When she was examining the patient, she asked why he was stressed and he responded with: “ISIS and those Muslims. These Muslims think they can blow up our country! I want to take care of them for good and send them all packing.”
“Heat crawls up my neck,” Ms. Rachman recounts. “ I am a Muslim American. My parents emigrated from Pakistan nearly 30 years ago. I was born and raised in a small rural town in Western Maryland. Outwardly, I don’t ‘look’ Muslim, as I don’t wear a hijab. Because of my dark skin, I’m more often mistaken for an Indian Hindu.”

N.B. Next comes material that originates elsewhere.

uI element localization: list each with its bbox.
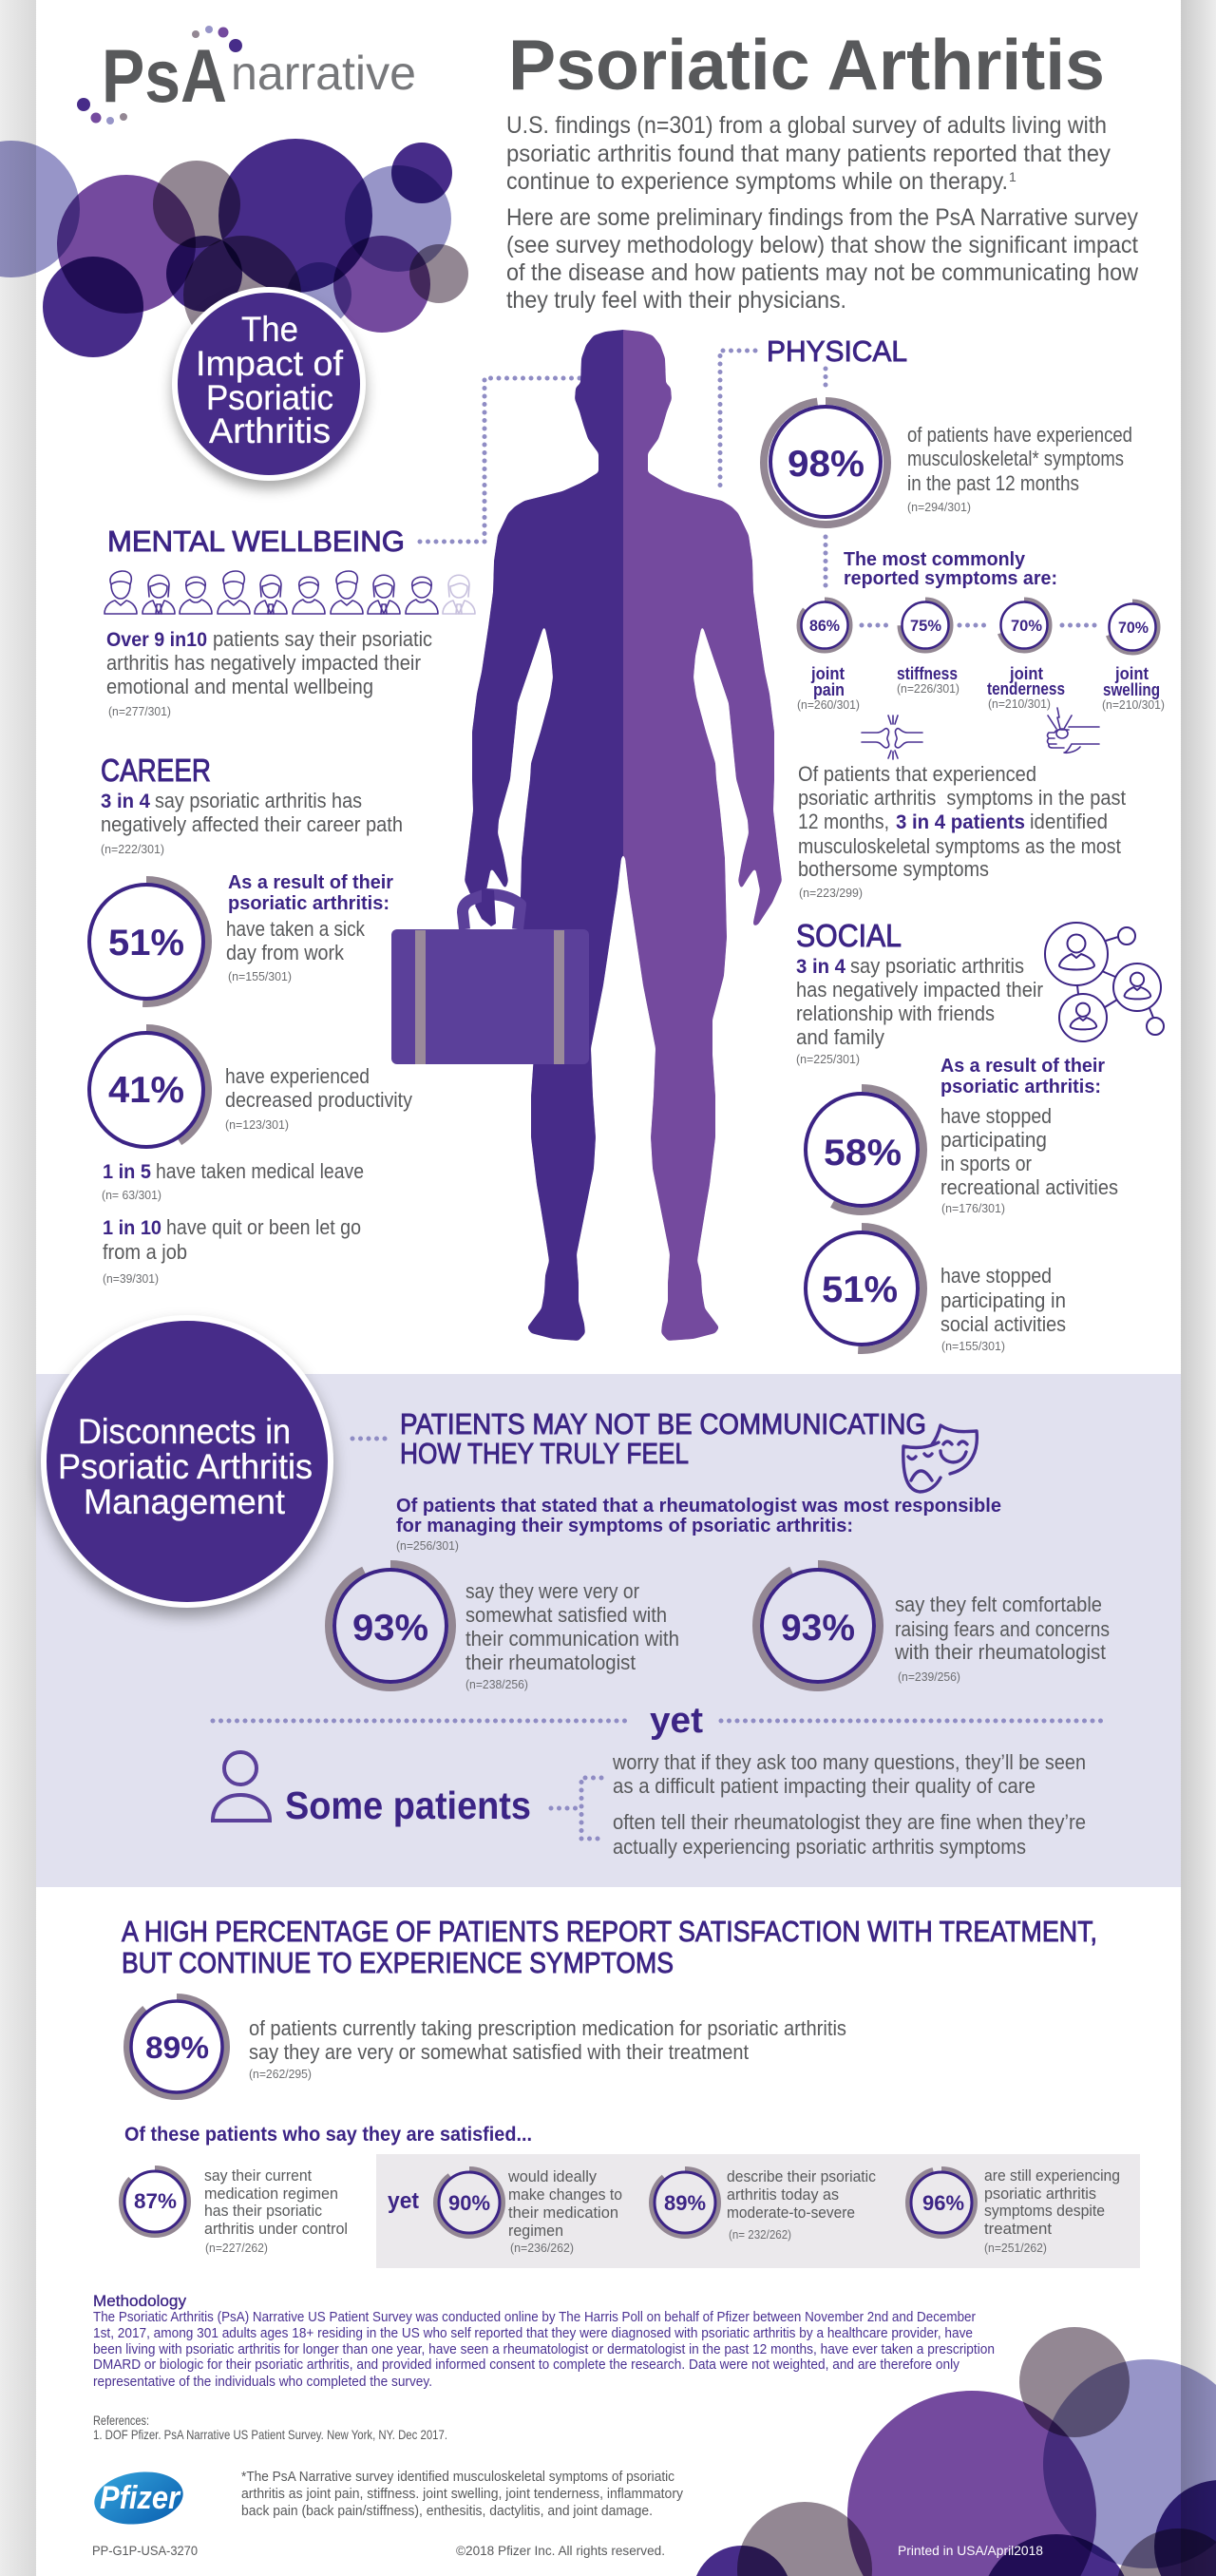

The medical student weighs the emotional consequences of her patients words. “How can I deny the sting of his words? My mind races: As a medical student, where are my boundaries? Should I tell him that I’m Muslim? Should I tell my attending physician…?”
Ms. Rachman chose to remain silent. She writes, “later, sharing this experience with my trusted professors, colleagues and Muslim role models, I get conflicting responses. Some believe that I was right to remain quiet; others, that I should have spoken up….I don’t regret my decision to respond not with wounded anger but with my best attempt at compassion.”
That said, if a colleague disparages her faith, the doctor-in-training has a response ready: “I am Muslim. But I am also a doctor. I can offer you my skills to the best of my ability, regardless of how you feel about my identify. It’s your decision if you’re open to working with me.”